Jeremy’s teacher sighed. “Mrs. Hachett, there are forty-two students in this class alone. I teach five classes. Some of my students are failing. Some of them can’t write a cohesive paragraph. Some of them don’t even know basic grammar. Your son is not one of those students, so I’m sure he’s doing just fine.”

Walking to her car, her heels thudding coldly against the pavement, she tried to think of what else she could have said to Jeremy’s teacher. A sharp retort. Something incisive. Something witty. But words have never come easily to her at important moments. When her husband told her he was leaving, she had just stared at him, her mind blank as a virgin snowfall.

“I’m sorry,” he had said. He leaned in towards her, as if to kiss her forehead, but then pulled back, turned abruptly, and walked out of their bedroom. She sat on their king-sized bed. The floral duvet cover matched the curtains. The carpet was beige. She heard the front door open, then shut. She sat there, silent, staring for a long time at the place in the room where he had been. Where he had been standing when he told her.

*

“There is nothing physically wrong with him,” the doctor said.

“You can’t make him talk if he doesn’t want to,” the therapist said.
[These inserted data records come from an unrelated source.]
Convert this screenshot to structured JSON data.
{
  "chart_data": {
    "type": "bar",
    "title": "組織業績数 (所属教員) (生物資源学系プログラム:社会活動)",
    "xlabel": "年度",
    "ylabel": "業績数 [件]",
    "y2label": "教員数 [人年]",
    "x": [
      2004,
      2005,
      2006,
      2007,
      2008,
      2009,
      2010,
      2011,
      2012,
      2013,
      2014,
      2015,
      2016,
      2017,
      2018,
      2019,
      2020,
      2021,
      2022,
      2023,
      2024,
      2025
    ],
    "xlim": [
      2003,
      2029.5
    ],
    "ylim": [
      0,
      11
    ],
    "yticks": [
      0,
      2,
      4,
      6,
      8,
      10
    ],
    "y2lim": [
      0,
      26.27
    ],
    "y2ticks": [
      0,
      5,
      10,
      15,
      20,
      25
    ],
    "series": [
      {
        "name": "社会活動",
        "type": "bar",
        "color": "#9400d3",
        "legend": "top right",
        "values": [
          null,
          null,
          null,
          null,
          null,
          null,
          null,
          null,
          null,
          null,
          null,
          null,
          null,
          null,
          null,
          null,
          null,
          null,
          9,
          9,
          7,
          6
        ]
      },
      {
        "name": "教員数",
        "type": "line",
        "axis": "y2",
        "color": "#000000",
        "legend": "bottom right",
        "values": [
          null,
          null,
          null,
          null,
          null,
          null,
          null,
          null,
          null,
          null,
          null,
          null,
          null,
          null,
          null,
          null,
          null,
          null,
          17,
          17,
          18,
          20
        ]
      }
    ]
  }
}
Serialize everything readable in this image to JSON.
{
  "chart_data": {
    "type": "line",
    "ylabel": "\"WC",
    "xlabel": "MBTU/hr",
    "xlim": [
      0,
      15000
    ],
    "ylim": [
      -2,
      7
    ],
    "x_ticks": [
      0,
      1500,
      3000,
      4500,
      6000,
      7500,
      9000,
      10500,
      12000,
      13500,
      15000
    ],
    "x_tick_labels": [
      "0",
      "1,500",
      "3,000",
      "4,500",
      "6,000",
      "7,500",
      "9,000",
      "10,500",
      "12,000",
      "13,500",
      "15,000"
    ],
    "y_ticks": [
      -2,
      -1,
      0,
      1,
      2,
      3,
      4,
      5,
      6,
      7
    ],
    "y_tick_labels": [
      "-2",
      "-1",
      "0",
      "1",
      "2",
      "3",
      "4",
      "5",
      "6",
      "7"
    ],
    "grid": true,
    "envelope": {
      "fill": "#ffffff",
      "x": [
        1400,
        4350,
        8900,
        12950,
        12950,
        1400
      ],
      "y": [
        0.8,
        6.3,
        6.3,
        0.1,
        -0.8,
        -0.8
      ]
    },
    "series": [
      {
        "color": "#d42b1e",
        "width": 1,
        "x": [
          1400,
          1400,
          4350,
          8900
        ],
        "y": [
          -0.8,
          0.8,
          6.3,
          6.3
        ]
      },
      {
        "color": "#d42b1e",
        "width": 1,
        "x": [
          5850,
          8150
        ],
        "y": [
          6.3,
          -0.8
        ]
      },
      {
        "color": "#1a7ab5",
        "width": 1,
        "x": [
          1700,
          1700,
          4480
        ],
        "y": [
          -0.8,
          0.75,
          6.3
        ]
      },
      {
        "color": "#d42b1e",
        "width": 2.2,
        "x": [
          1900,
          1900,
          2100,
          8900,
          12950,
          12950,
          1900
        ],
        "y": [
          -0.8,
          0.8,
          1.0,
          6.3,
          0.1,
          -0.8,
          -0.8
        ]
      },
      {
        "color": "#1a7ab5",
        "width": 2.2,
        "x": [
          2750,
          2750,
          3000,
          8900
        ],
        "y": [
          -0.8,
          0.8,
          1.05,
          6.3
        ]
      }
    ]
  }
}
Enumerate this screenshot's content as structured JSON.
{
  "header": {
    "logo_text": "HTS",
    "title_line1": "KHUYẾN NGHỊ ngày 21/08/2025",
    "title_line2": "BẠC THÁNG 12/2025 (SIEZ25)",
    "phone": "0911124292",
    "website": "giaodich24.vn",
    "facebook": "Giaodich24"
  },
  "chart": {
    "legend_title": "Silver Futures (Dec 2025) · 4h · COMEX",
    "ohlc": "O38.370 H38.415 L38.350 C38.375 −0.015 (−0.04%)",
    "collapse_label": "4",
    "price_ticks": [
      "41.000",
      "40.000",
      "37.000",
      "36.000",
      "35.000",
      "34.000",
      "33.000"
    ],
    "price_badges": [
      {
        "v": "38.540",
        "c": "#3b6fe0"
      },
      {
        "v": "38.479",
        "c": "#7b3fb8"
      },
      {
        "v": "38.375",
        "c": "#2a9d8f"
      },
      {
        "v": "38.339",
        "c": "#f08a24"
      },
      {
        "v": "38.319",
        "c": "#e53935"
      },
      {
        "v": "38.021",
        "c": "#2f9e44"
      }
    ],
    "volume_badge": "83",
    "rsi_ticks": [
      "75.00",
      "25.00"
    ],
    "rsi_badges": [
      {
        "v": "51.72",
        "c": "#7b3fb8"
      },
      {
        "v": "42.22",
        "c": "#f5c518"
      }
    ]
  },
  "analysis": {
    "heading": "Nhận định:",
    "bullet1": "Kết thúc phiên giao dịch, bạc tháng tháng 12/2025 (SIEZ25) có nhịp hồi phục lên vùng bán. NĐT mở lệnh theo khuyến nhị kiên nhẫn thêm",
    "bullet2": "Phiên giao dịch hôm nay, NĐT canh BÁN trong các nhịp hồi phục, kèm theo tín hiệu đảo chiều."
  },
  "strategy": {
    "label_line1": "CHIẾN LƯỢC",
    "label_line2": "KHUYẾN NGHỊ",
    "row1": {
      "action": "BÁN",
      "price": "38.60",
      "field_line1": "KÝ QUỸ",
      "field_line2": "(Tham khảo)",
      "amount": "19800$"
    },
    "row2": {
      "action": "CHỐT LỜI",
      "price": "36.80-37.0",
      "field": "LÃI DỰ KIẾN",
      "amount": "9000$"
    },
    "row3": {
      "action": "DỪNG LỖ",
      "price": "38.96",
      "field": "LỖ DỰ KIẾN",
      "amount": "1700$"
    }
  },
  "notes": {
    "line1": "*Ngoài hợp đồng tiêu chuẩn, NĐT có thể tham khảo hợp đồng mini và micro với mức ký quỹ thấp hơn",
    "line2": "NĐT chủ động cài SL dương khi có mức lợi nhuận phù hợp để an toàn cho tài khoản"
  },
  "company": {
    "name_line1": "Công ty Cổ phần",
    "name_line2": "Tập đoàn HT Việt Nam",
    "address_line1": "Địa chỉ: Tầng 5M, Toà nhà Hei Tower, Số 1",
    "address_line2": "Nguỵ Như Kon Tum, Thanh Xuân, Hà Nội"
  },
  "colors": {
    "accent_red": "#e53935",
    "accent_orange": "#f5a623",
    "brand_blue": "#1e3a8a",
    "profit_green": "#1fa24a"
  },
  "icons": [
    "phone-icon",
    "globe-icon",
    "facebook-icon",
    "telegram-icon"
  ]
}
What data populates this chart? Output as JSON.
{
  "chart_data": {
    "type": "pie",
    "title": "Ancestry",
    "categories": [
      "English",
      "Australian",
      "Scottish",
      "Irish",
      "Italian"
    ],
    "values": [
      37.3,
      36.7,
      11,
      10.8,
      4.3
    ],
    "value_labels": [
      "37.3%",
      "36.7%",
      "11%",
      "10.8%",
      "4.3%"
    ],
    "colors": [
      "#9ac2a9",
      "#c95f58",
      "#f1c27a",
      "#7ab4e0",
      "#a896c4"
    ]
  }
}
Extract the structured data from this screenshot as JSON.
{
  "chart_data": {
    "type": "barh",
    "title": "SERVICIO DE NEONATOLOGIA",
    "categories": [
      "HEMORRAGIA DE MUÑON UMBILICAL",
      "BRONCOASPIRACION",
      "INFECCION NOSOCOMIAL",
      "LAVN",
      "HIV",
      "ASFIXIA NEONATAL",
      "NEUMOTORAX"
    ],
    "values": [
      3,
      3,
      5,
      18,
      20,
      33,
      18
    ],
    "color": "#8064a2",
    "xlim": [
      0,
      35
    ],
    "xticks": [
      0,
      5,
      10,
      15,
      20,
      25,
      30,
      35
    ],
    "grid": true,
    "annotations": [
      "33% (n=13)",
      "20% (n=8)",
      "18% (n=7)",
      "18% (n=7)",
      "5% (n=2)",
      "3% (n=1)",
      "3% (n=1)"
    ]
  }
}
“Just give it time,” Walt said.

She tried calling his father, but hung up on the third ring. She couldn’t try again.

*

When Jeremy was eleven years old, his mother kissed him goodbye on the lips. She always kissed him goodbye on the lips, but this time it made him embarrassed. She didn’t wear lipstick but her mouth felt dewy. Like blades of grass slicked with dew.

“Don’t, Mom,” he said. He wiped the kiss off with the back of his hand.

*

The night his father left, Jeremy crept into his parents’ bedroom and found his mother sitting on the bed, rocking back and forth, forth and back, staring at a blank space against the wall where shadows wavered through the curtains. She did not see him. Her arms were crossed against her chest and she grasped herself tightly, tears streaming down her face, her mouth an open wound as if she were screaming. But it was the worst kind of screaming, the silent kind, when no sound is enough and there is nothing at all to say.